Study Design and Causality Flashcards
internal validity
Is an individual result valid? Or is it a result of experimental bias, random chance, or a confounding variable?
external validity
Is a result causal and generalizable?
Prospective studies
follow individuals forward in time and, at some point in the future, collect data on outcomes. These include prospective cohort studies and randomized controlled trials.
Retrospective studies
use existing data collected at some point in the past. These include case control studies (participants selected on the basis of outcome present / absent, and then their exposures are compared), and retrospective cohort studies
Cross-sectional studies
observational studies in which exposures and outcomes (e.g. a disease state) are measured simultaneously in a population at a single point in time
Cohort studies
observational studies in which we follow a population forward in time collecting data on exposures and the development of outcomes. Most cohort studies are prospective.
Hill’s Criteria
- Temporality
- Strength
- Consistency
- Specificity
- Dose-response (biological gradient)
- Plausibility
- Reversibility (or Experimental Evidence)
- Analogy
Nominal or Categorical variables
Named but not necessarily ordered (may be dichotomous) - (e.g. sex, death, ethnic or cultural background).
Ordinal variable
Necessarily ordered categories where the distance between each unit is not defined (e.g. military ranks; or, a satisfaction scale of poor, fair, good, very good, excellent).

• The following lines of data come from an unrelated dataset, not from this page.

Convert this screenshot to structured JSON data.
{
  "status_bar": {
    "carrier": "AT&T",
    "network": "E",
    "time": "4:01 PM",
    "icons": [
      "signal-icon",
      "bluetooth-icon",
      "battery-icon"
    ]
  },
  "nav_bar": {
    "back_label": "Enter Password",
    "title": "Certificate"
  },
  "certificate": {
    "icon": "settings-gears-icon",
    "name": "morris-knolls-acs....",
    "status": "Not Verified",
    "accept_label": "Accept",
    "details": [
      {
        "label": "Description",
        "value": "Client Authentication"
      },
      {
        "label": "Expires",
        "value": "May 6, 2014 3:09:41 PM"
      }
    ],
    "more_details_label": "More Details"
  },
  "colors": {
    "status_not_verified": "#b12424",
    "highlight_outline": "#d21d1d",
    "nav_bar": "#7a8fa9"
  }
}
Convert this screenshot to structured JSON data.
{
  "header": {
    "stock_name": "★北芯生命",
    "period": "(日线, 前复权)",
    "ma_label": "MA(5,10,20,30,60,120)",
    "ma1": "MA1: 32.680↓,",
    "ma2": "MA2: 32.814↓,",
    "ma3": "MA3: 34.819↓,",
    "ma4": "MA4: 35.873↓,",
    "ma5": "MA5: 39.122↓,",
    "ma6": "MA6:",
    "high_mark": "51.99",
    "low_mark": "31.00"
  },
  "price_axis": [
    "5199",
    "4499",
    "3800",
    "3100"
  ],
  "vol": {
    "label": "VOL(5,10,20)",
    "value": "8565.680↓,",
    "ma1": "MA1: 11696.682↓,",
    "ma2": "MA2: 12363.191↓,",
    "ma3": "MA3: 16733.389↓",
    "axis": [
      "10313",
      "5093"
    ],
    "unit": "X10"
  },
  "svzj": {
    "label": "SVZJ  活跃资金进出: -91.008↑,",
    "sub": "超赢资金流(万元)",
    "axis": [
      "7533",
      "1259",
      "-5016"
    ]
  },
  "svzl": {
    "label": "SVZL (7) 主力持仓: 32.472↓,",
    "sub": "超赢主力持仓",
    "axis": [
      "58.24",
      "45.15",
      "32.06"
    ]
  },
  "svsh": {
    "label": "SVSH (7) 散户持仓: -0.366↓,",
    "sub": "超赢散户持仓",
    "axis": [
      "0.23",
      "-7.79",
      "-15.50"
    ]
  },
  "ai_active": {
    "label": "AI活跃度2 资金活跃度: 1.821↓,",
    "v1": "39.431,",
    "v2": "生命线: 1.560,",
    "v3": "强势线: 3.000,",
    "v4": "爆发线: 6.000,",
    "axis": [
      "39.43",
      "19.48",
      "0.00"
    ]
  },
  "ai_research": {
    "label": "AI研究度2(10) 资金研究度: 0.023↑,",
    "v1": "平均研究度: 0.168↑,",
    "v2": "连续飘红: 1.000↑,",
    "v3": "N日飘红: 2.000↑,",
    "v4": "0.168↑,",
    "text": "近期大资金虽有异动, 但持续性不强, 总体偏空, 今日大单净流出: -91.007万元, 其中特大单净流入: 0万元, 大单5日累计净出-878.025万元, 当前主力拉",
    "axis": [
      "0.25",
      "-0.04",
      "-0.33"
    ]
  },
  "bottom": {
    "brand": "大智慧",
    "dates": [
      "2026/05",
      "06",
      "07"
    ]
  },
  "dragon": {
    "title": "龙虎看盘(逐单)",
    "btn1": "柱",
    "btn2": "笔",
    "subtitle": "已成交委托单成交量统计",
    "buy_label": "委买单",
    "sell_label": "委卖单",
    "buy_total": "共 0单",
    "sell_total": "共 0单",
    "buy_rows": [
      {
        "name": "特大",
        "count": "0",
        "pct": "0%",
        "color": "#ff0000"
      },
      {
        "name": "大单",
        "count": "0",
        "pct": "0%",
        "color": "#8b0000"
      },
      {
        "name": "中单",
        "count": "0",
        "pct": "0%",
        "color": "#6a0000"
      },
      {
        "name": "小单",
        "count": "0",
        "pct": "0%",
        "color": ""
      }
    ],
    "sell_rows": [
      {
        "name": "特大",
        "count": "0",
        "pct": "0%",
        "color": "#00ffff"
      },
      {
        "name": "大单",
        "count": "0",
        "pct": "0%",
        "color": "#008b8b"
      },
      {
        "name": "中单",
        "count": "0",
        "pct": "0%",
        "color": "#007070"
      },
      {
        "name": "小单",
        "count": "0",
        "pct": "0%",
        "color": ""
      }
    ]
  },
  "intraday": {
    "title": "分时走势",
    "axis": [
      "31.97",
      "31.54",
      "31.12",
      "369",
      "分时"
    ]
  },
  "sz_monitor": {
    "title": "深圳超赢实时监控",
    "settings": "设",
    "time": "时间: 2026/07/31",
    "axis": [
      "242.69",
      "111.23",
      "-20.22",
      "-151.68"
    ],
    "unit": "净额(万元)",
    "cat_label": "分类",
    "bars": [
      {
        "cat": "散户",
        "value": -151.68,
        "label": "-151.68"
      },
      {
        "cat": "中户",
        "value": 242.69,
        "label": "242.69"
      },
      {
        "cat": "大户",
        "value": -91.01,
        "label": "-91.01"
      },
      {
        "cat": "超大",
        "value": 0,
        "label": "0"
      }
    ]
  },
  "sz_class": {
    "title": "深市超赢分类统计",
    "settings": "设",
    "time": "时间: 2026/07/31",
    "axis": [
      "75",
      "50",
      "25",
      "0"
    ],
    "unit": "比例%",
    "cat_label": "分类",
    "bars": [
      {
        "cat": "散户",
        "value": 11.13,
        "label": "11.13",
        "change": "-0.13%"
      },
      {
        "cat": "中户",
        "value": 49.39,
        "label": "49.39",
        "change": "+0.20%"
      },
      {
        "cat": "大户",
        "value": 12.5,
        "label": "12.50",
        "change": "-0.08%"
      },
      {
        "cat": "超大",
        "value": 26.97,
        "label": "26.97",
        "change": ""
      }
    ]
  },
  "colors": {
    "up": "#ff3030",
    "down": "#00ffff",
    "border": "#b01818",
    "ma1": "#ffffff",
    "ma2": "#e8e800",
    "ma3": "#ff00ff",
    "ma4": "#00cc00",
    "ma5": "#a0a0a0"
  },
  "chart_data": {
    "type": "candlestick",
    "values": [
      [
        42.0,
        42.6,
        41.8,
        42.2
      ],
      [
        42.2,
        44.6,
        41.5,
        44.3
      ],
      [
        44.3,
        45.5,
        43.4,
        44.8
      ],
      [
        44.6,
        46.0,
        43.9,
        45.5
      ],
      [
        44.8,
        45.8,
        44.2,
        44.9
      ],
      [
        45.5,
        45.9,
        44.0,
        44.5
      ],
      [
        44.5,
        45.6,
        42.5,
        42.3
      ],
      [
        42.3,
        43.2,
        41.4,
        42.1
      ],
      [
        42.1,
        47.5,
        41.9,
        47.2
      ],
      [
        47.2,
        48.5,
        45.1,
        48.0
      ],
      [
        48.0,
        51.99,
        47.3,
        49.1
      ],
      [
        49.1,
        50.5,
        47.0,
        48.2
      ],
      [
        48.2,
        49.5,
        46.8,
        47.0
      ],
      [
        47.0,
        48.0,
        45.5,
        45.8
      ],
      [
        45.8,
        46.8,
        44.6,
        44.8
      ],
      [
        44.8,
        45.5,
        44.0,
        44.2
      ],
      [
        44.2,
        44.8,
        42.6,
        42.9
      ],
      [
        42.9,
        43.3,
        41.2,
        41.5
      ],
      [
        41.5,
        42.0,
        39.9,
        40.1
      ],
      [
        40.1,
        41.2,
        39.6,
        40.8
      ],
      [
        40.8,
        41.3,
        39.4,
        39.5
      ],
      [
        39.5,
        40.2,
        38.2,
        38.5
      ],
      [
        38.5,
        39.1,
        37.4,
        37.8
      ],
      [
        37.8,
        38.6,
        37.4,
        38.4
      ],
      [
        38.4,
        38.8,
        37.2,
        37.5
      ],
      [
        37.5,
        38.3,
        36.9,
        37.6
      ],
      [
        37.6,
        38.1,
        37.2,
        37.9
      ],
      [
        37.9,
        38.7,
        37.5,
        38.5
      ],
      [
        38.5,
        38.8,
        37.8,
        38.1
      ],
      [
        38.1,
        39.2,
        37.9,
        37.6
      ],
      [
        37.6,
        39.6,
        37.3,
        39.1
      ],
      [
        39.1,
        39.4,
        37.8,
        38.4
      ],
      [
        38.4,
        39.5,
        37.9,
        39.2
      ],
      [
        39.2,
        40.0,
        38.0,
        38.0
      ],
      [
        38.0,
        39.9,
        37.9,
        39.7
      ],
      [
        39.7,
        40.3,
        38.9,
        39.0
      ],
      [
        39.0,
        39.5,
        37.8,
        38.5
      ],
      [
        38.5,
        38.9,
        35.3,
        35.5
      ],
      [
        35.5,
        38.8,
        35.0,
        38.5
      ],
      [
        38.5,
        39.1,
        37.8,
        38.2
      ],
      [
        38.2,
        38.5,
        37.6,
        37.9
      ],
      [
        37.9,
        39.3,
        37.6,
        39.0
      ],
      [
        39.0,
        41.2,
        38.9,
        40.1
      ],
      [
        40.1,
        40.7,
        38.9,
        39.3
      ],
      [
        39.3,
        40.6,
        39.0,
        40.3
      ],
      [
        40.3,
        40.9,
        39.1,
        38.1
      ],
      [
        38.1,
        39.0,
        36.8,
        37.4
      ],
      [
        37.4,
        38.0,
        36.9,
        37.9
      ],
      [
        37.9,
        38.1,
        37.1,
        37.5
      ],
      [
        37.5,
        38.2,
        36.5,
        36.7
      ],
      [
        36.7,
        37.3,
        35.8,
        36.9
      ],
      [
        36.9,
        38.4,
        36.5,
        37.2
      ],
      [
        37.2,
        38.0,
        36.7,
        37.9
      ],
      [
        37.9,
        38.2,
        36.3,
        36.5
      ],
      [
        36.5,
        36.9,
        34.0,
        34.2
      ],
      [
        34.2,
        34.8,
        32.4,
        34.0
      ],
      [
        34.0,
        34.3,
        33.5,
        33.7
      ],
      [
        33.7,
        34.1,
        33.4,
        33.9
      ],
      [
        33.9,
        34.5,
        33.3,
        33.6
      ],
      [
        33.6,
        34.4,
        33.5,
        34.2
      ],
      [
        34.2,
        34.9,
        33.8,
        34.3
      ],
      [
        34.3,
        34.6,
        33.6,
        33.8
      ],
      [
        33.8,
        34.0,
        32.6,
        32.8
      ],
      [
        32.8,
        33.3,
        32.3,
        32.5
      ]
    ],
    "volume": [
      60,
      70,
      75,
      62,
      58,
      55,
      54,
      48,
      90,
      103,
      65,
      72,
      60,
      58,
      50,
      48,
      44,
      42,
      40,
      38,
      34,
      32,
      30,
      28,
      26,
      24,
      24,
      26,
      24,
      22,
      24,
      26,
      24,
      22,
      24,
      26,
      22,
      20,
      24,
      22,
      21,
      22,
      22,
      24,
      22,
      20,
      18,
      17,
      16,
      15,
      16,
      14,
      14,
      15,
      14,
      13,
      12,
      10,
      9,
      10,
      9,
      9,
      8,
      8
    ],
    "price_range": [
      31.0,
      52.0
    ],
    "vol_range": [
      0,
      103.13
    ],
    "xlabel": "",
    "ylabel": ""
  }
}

Interval - Discrete variable
Take on discrete (e.g. integer) values with equal magnitude between points (e.g. number of medications, days hospitalized)
Interval - Continuous variable
May take on any value over a continuum (e.g. height or weight).
Ecological study
Comparing the health or risk of disease between populations
Case series study
Designed to describe characteristics of disease or exposure risks. Follows either the same disease or the same exposure. Brings out characteristics of disease and risk factors of particular populations.
A fundamental feature of the cross-sectional study is that it . . .
. . . cannot be used to determine causality, by definition.
Greatest challenges of case control studies
- Recall of the patients (especially when studying something like foodborne illness)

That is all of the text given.